Soll dennoch ein deutscher Erbvertrag errichtet werden, muss eine Rechtswahl nach Art. 25 Abs. 3 ErbVO erfolgen

Muster 4.17: Formulierungsbeispiel zur erforderlichen Rechtswahl nach Art. 25 Abs. 3 ErbVO

 

Muster 4.17: Formulierungsbeispiel zur erforderlichen Rechtswahl nach Art. 25 Abs. 3 ErbVO

Der Erblasser X besitzt ausschließlich die deutsche Staatsangehörigkeit, der Erblasser Y ausschließlich die Staatsangehörigkeit des Staates _________________________

Wir treffen folgende Rechtswahl:

Für die Wirksamkeit dieses Erbvertrages und dessen Bindungswirkungen soll einheitlich das deutsche Recht als das Heimatrecht des X maßgeblich sein.

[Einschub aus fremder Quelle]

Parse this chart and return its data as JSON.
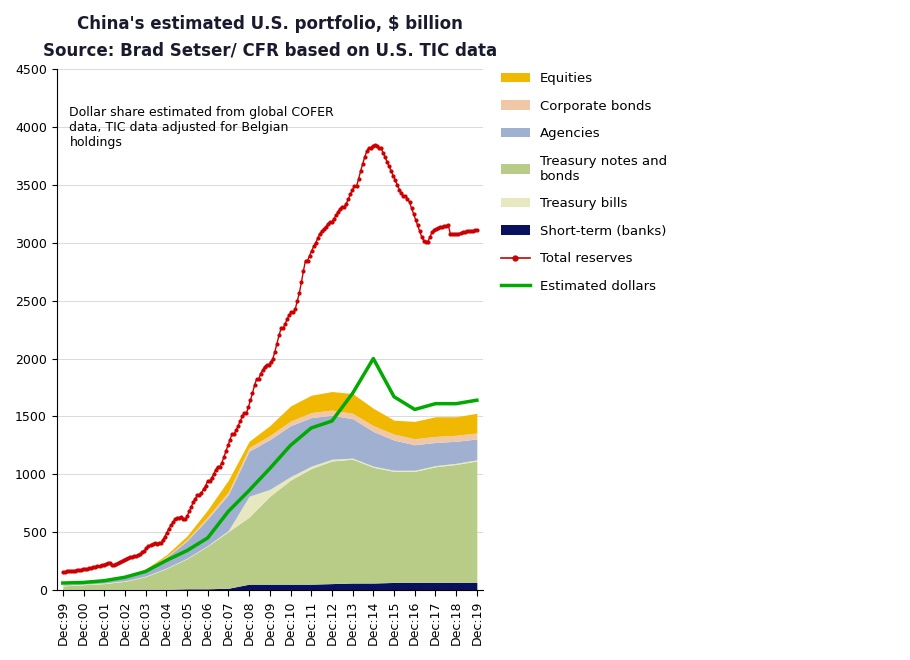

Wenn gewünscht: Die Rechtswahl ist vertragsmäßig angeordnet.

 

Rz. 63

An dieser Stelle wird die Frage bedeutsam, ob die von den Parteien gem. Art. 25 Abs. 3 ErbVO getroffene Rechtswahl ihrerseits bindend ist, (das ist mE anzunehmen, vgl. hierzu § 2 Rn 189).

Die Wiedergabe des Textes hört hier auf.